Dr. Nur shot him a withering look. “Of course not! He loved torturing those poor mental patients.”

“Doctor, we have this file from your father's papers,” Sabeen said. “It seems as if he was working on a special project, a scientific paper for publication perhaps or even a book. It would have been very important to him.”

“He had a lot of secrets,” Dr. Nur said. “And I didn't want anything to do with any of his work. It was one of the reasons we fell out.”

“She's covering her own ass,” Behruse whispered to Hoffman. “She knows something.”

“How do you know?” Hoffman whispered back.

“I have a gut feeling.”

“Behruse, you do know you aren't actually a cop, right?”

“Doctor,” Sabeen said, glaring at them. “Your father was a Mukhabarat agent. Are you familiar with that term? That was the secret police apparatus of Saddam Hussein.”

“I know nothing about this,” Dr. Nur said.

“This paper he was working on, it was on a man named Afzal Taha,” Sabeen said. “Are you familiar with that name?”

“No.”

“Doctor, your father was killed because of this paper. We have a verbal statement from the coroner; he found burn marks on the body,
like you would get if you put a lit cigar into someone's skin. He was tortured and then thrown off the roof.”

“That's horrible.”

“The police file is missing,” Sabeen said. “The coroner's report is missing. Dr. Sawad's own papers are missing. Dr. Nur, I am quite certain your father talked before he was killed. His murderers are looking for his work, and I am sure they will find you sooner or later. You think you are safe in the green zone, but these are very resourceful people.”

“Just go away. I told you I don't know anything.”

“Fine,” Sabeen said. “You know what we're going to do? We'll put a watch on your door, and then we'll spread the word that you have Dr. Sawad's personal effects. It'll be very interesting to see what kind of men come after you then.”

“What!? You can't do that.”

“Of course I can. I'm a lawyer. We don't have any morals.”

“You're the police,” Dr. Nur turned to Behruse. “You're supposed to protect me.”

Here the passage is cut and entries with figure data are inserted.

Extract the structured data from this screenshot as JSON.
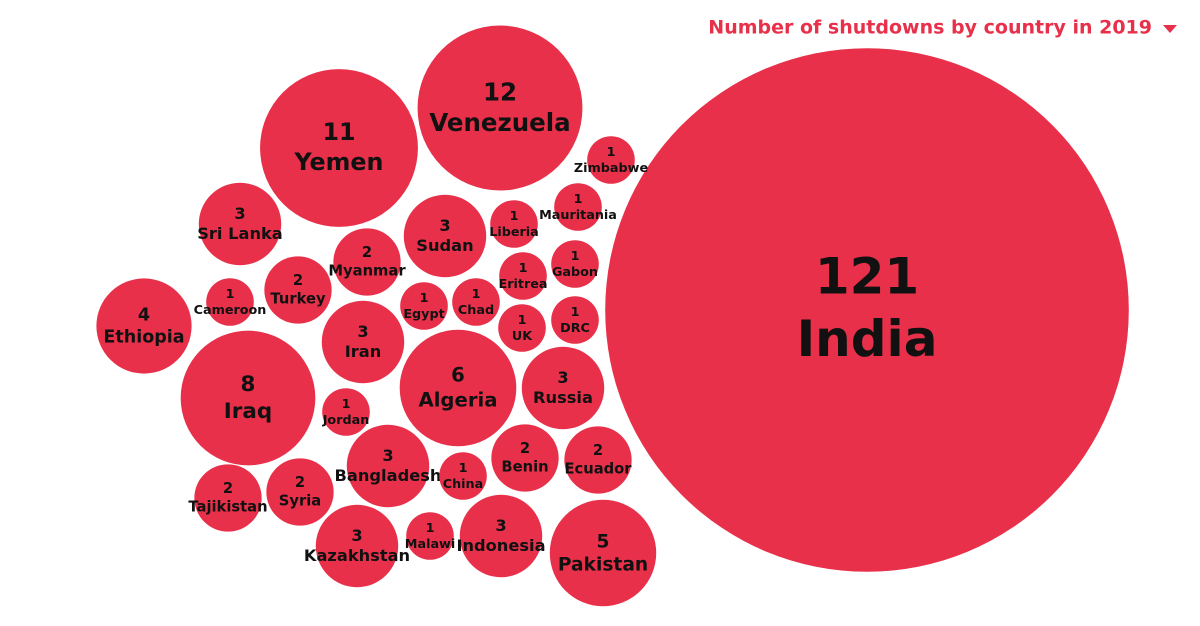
{
  "chart_data": {
    "type": "packed-bubble",
    "title": "Number of shutdowns by country in 2019",
    "color": "#e8304a",
    "categories": [
      "India",
      "Venezuela",
      "Yemen",
      "Zimbabwe",
      "Mauritania",
      "Sri Lanka",
      "Sudan",
      "Liberia",
      "Myanmar",
      "Gabon",
      "Eritrea",
      "Cameroon",
      "Turkey",
      "Ethiopia",
      "Egypt",
      "Chad",
      "UK",
      "DRC",
      "Iran",
      "Iraq",
      "Algeria",
      "Russia",
      "Jordan",
      "Bangladesh",
      "China",
      "Benin",
      "Ecuador",
      "Tajikistan",
      "Syria",
      "Kazakhstan",
      "Malawi",
      "Indonesia",
      "Pakistan"
    ],
    "values": [
      121,
      12,
      11,
      1,
      1,
      3,
      3,
      1,
      2,
      1,
      1,
      1,
      2,
      4,
      1,
      1,
      1,
      1,
      3,
      8,
      6,
      3,
      1,
      3,
      1,
      2,
      2,
      2,
      2,
      3,
      1,
      3,
      5
    ]
  }
}
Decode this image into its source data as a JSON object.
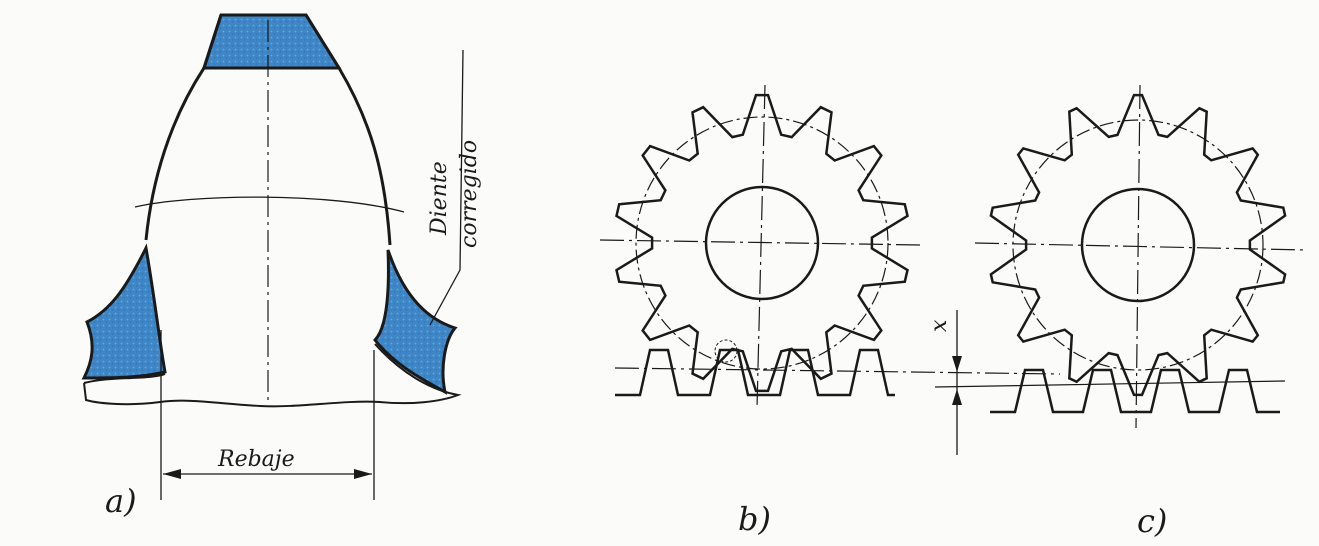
{
  "figure": {
    "panel_a": {
      "label": "a)",
      "dimension_label": "Rebaje",
      "note_line1": "Diente",
      "note_line2": "corregido"
    },
    "panel_b": {
      "label": "b)"
    },
    "panel_c": {
      "label": "c)",
      "offset_label": "x"
    }
  },
  "colors": {
    "ink": "#1a1a1a",
    "highlight": "#3f86c6",
    "paper": "#fbfbf9"
  }
}
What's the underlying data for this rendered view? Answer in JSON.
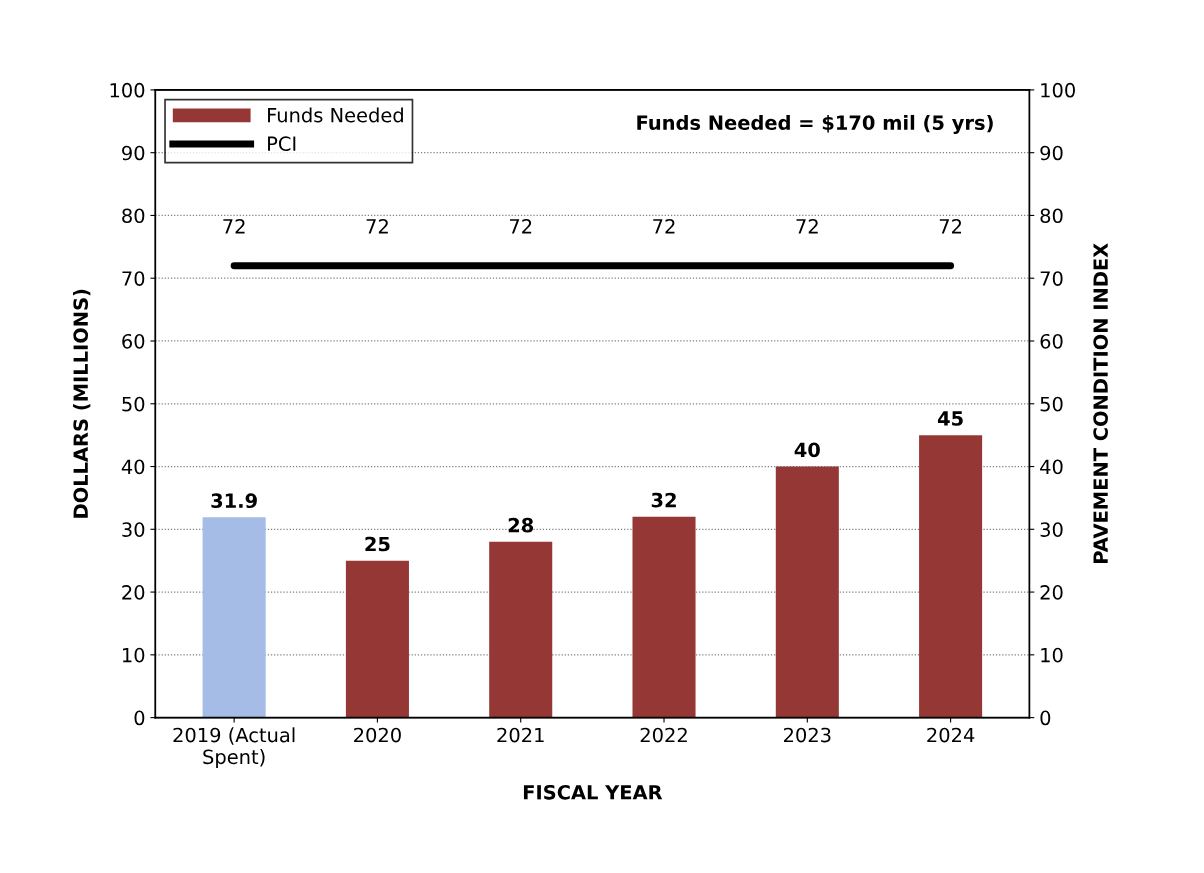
{
  "chart_data": {
    "type": "bar",
    "xlabel": "FISCAL YEAR",
    "ylabel": "DOLLARS (MILLIONS)",
    "y2label": "PAVEMENT CONDITION INDEX",
    "categories": [
      "2019 (Actual\nSpent)",
      "2020",
      "2021",
      "2022",
      "2023",
      "2024"
    ],
    "series": [
      {
        "name": "Funds Needed",
        "color": "#953735",
        "colors": [
          "#a4bce6",
          "#953735",
          "#953735",
          "#953735",
          "#953735",
          "#953735"
        ],
        "values": [
          31.9,
          25,
          28,
          32,
          40,
          45
        ]
      },
      {
        "name": "PCI",
        "type": "line",
        "axis": "y2",
        "color": "#000000",
        "values": [
          72,
          72,
          72,
          72,
          72,
          72
        ]
      }
    ],
    "ylim": [
      0,
      100
    ],
    "yticks": [
      0,
      10,
      20,
      30,
      40,
      50,
      60,
      70,
      80,
      90,
      100
    ],
    "y2lim": [
      0,
      100
    ],
    "y2ticks": [
      0,
      10,
      20,
      30,
      40,
      50,
      60,
      70,
      80,
      90,
      100
    ],
    "grid": "y",
    "legend": "top left",
    "data_labels": true,
    "marker": "none",
    "line_style": "solid",
    "annotations": [
      "Funds Needed = $170 mil (5 yrs)"
    ]
  }
}
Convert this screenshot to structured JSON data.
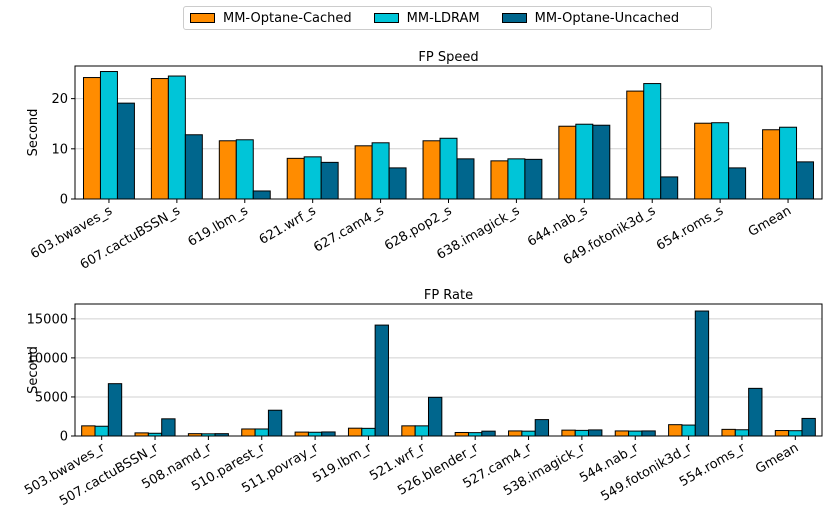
{
  "legend": [
    {
      "name": "MM-Optane-Cached",
      "color": "#ff8c00"
    },
    {
      "name": "MM-LDRAM",
      "color": "#00c5d8"
    },
    {
      "name": "MM-Optane-Uncached",
      "color": "#00668d"
    }
  ],
  "chart_data": [
    {
      "type": "bar",
      "title": "FP Speed",
      "xlabel": "",
      "ylabel": "Second",
      "ylim": [
        0,
        26.5
      ],
      "yticks": [
        0,
        10,
        20
      ],
      "grid": "horizontal",
      "categories": [
        "603.bwaves_s",
        "607.cactuBSSN_s",
        "619.lbm_s",
        "621.wrf_s",
        "627.cam4_s",
        "628.pop2_s",
        "638.imagick_s",
        "644.nab_s",
        "649.fotonik3d_s",
        "654.roms_s",
        "Gmean"
      ],
      "series": [
        {
          "name": "MM-Optane-Cached",
          "values": [
            24.2,
            24.0,
            11.6,
            8.1,
            10.6,
            11.6,
            7.6,
            14.5,
            21.5,
            15.1,
            13.8
          ]
        },
        {
          "name": "MM-LDRAM",
          "values": [
            25.4,
            24.5,
            11.8,
            8.4,
            11.2,
            12.1,
            8.0,
            14.9,
            23.0,
            15.2,
            14.3
          ]
        },
        {
          "name": "MM-Optane-Uncached",
          "values": [
            19.1,
            12.8,
            1.6,
            7.3,
            6.2,
            8.0,
            7.9,
            14.7,
            4.4,
            6.2,
            7.4
          ]
        }
      ]
    },
    {
      "type": "bar",
      "title": "FP Rate",
      "xlabel": "",
      "ylabel": "Second",
      "ylim": [
        0,
        16900
      ],
      "yticks": [
        0,
        5000,
        10000,
        15000
      ],
      "grid": "horizontal",
      "categories": [
        "503.bwaves_r",
        "507.cactuBSSN_r",
        "508.namd_r",
        "510.parest_r",
        "511.povray_r",
        "519.lbm_r",
        "521.wrf_r",
        "526.blender_r",
        "527.cam4_r",
        "538.imagick_r",
        "544.nab_r",
        "549.fotonik3d_r",
        "554.roms_r",
        "Gmean"
      ],
      "series": [
        {
          "name": "MM-Optane-Cached",
          "values": [
            1300,
            400,
            300,
            900,
            500,
            1000,
            1300,
            450,
            650,
            750,
            650,
            1450,
            850,
            700
          ]
        },
        {
          "name": "MM-LDRAM",
          "values": [
            1250,
            350,
            280,
            900,
            480,
            980,
            1300,
            430,
            620,
            720,
            630,
            1400,
            800,
            680
          ]
        },
        {
          "name": "MM-Optane-Uncached",
          "values": [
            6700,
            2200,
            300,
            3300,
            520,
            14200,
            4950,
            620,
            2100,
            780,
            650,
            16000,
            6100,
            2250
          ]
        }
      ]
    }
  ]
}
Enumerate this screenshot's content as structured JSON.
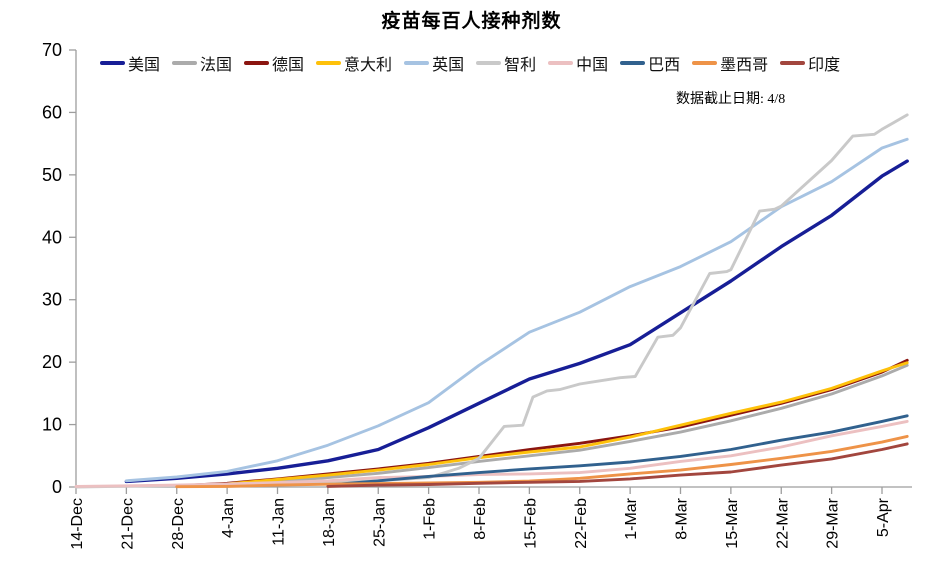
{
  "chart_data": {
    "type": "line",
    "title": "疫苗每百人接种剂数",
    "annotation": "数据截止日期: 4/8",
    "ylabel": "",
    "xlabel": "",
    "ylim": [
      0,
      70
    ],
    "y_ticks": [
      0,
      10,
      20,
      30,
      40,
      50,
      60,
      70
    ],
    "grid": false,
    "legend_position": "top",
    "x_tick_labels": [
      "14-Dec",
      "21-Dec",
      "28-Dec",
      "4-Jan",
      "11-Jan",
      "18-Jan",
      "25-Jan",
      "1-Feb",
      "8-Feb",
      "15-Feb",
      "22-Feb",
      "1-Mar",
      "8-Mar",
      "15-Mar",
      "22-Mar",
      "29-Mar",
      "5-Apr"
    ],
    "x_default": [
      0,
      1,
      2,
      3,
      4,
      5,
      6,
      7,
      8,
      9,
      10,
      11,
      12,
      13,
      14,
      15,
      16,
      16.5
    ],
    "x_unit": "weekly index from 14-Dec; 16.5 = 8-Apr (data cutoff)",
    "series": [
      {
        "name": "美国",
        "color": "#171e96",
        "values": [
          null,
          0.9,
          1.4,
          2.1,
          3.0,
          4.2,
          6.0,
          9.5,
          13.4,
          17.3,
          19.8,
          22.8,
          27.9,
          33.0,
          38.5,
          43.5,
          49.8,
          52.2
        ]
      },
      {
        "name": "法国",
        "color": "#ababab",
        "values": [
          null,
          null,
          0.1,
          0.4,
          0.9,
          1.5,
          2.2,
          3.1,
          4.1,
          5.0,
          5.9,
          7.3,
          8.8,
          10.6,
          12.6,
          14.9,
          17.8,
          19.5
        ]
      },
      {
        "name": "德国",
        "color": "#8b1510",
        "values": [
          null,
          null,
          0.2,
          0.6,
          1.3,
          2.1,
          2.9,
          3.8,
          4.9,
          6.0,
          7.0,
          8.2,
          9.6,
          11.5,
          13.4,
          15.6,
          18.4,
          20.3
        ]
      },
      {
        "name": "意大利",
        "color": "#fec10a",
        "values": [
          null,
          null,
          0.1,
          0.5,
          1.2,
          1.9,
          2.7,
          3.6,
          4.7,
          5.6,
          6.4,
          8.0,
          9.9,
          11.8,
          13.6,
          15.8,
          18.6,
          19.9
        ]
      },
      {
        "name": "英国",
        "color": "#a6c3e2",
        "values": [
          null,
          1.0,
          1.6,
          2.5,
          4.2,
          6.7,
          9.8,
          13.5,
          19.5,
          24.8,
          28.0,
          32.1,
          35.3,
          39.3,
          44.9,
          48.9,
          54.3,
          55.7
        ]
      },
      {
        "name": "智利",
        "color": "#c9c9c9",
        "x": [
          0,
          4,
          6,
          7,
          7.6,
          8.0,
          8.5,
          8.87,
          9.07,
          9.35,
          9.6,
          10,
          10.8,
          11.1,
          11.55,
          11.85,
          12,
          12.58,
          12.92,
          13,
          13.57,
          13.87,
          14,
          15,
          15.42,
          15.85,
          16,
          16.5
        ],
        "values": [
          0,
          0.5,
          1.0,
          1.5,
          3.0,
          4.6,
          9.7,
          9.9,
          14.4,
          15.4,
          15.6,
          16.5,
          17.5,
          17.7,
          24.0,
          24.3,
          25.5,
          34.2,
          34.5,
          34.8,
          44.2,
          44.5,
          45.0,
          52.3,
          56.2,
          56.5,
          57.3,
          59.6
        ]
      },
      {
        "name": "中国",
        "color": "#ecc0c1",
        "values": [
          0.1,
          0.2,
          0.3,
          0.5,
          0.7,
          1.0,
          1.5,
          1.7,
          2.0,
          2.1,
          2.3,
          3.0,
          4.1,
          5.0,
          6.4,
          8.2,
          9.7,
          10.5
        ]
      },
      {
        "name": "巴西",
        "color": "#31618e",
        "values": [
          null,
          null,
          null,
          null,
          null,
          0.3,
          1.0,
          1.7,
          2.3,
          2.9,
          3.4,
          4.0,
          4.9,
          6.0,
          7.5,
          8.8,
          10.5,
          11.4
        ]
      },
      {
        "name": "墨西哥",
        "color": "#ee9348",
        "values": [
          null,
          null,
          0.05,
          0.1,
          0.3,
          0.45,
          0.55,
          0.65,
          0.75,
          0.95,
          1.4,
          2.1,
          2.7,
          3.6,
          4.6,
          5.7,
          7.2,
          8.1
        ]
      },
      {
        "name": "印度",
        "color": "#a2463e",
        "values": [
          null,
          null,
          null,
          null,
          null,
          0.1,
          0.3,
          0.4,
          0.6,
          0.75,
          0.9,
          1.3,
          1.9,
          2.4,
          3.5,
          4.5,
          6.0,
          6.9
        ]
      }
    ]
  }
}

“Well, see, actually I'm going to turn a blind eye on this one.”

Sabeen brought out the index file. “Do you have any of the documents mentioned here, doctor? Yes or no.”

“Yes, fine,” Dr. Nur said. “Father sent me some things to look over. He wanted my medical opinion. He was very excited.”

“Bring us everything you have.”

“What are you going to do with the papers?”

“Confiscate them of course,” Sabeen said. “They are part of our investigation.”

“You can't have them,” Dr. Nur said. “I need them for my work.”